On November 12, 2019, BP Midstream Partners LP (the “Partnership”) issued a press release announcing third quarter 2019
earnings. The press release is being furnished as Exhibit 99.1 to this Current Report and is incorporated herein by reference.
The information provided in this Item 2.02 (including the exhibit) shall not be deemed to be “filed” for purposes of Section 18
of the Securities Exchange Act of 1934, as amended (“Exchange Act”), or otherwise subject to the liabilities of that section, and
is not incorporated by reference into any filing under the Securities Act of 1933, as amended (the “Securities Act”), or the
Exchange Act.
Item 7.01 Regulation FD Disclosure.
In addition, on November 12, 2019, the Partnership posted a third quarter 2019 presentation on the Partnership's website at
www.bpmidstreampartners.com. The information furnished in this Item 7.01 shall not be deemed to be “filed” for purposes of
Section 18 of the Exchange Act, or otherwise subject to the liabilities of that section, and is not incorporated by reference into
any filing under the Securities Act or the Exchange Act.
Item 9.01 Financial Statements and Exhibits.
(d) Exhibits.
Number Description
99.1 Press Release dated November 12, 2019 issued by BP Midstream Partners LP
104 Cover Page Interactive Data File - the cover page interactive data file does not appear in the Interactive
Data File because its XBRL tags are embedded within the Inline XBRL document
SIGNATURES
Pursuant to the requirements of the Securities Exchange Act of 1934, the registrant has duly caused this report to be signed on its
behalf by the undersigned hereunto duly authorized.
Date: November 12, 2019 BP MIDSTREAM PARTNERS LP
By: BP MIDSTREAM PARTNERS GP LLC,
its general partner
By: /s/ Hans F. Boas
Hans F. Boas
Chief Legal Counsel and Secretary
FOR IMMEDIATE RELEASE
4
BP Midstream Partners LP (NYSE: BPMP) Exhibit 99.1
BP MIDSTREAM PARTNERS REPORTS THIRD QUARTER 2019 RESULTS
• Delivered strong operational and financial results, with record quarterly throughput on our BP2 pipeline
since IPO.
• Increased Net income attributable to the Partnership by 23% during the quarter, notwithstanding weather
and producer maintenance impacts in the offshore Gulf of Mexico.

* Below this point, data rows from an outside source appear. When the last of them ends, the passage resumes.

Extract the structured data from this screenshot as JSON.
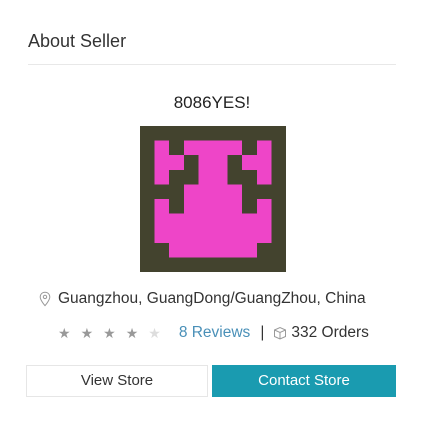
{
  "section": {
    "title": "About Seller"
  },
  "seller": {
    "name": "8086YES!",
    "location": "Guangzhou, GuangDong/GuangZhou, China",
    "rating_stars": 4,
    "rating_max": 5,
    "reviews_label": "8 Reviews",
    "separator": "|",
    "orders_label": "332 Orders"
  },
  "avatar": {
    "background_color": "#43432e",
    "pattern_color": "#ee45c8"
  },
  "buttons": {
    "view_store": "View Store",
    "contact_store": "Contact Store"
  },
  "icons": {
    "location": "map-pin-icon",
    "star": "star-icon",
    "orders": "box-icon"
  },
  "colors": {
    "accent": "#1a9bb0",
    "link": "#4a90b8",
    "star_filled": "#999999",
    "star_empty": "#dddddd"
  }
}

• Now expect to be at top end of Cash available for distribution guidance ($165-175 million) for 2019.
• Declared quarterly cash distribution of 33.55 cents per unit for the third quarter of 2019, an increase of
3.6% over the second quarter of 2019.
HOUSTON, November 12, 2019 - BP Midstream Partners LP (“BPMP” or the “Partnership”) today reported financial
results for the third quarter ended September 30, 2019.
Commenting on the third quarter results, CEO Rip Zinsmeister said: “The strong operational and financial performance of
our asset portfolio during the quarter, notwithstanding the headwinds of apportionment on the Enbridge mainline and
weather in the Gulf of Mexico, continues to demonstrate the resilience and the stability of cash generation, of our portfolio.
We achieved the highest throughput on our BP2 pipeline since the initial public offering (“IPO”) of BPMP, as a result of
record quarterly performance at BP’s Whiting refinery. Based on the continued momentum we see in underlying asset
performance, and our confidence in the outlook through the end of the year, we now expect to be at the top end of our full
year Cash available for distribution guidance for 2019. We have now delivered seven consecutive quarters of distribution
increases, and with our next quarterly distribution, we expect to deliver mid-teens distribution growth for 2019.”
Operational results
During the third quarter, total pipeline gross throughput was more than 1.6 million barrels of oil equivalent per day, slightly
lower than the second quarter of 2019. Portfolio throughput during the quarter remained strong, set against record throughput
during the previous quarter in which throughput was the highest since BPMP’s IPO.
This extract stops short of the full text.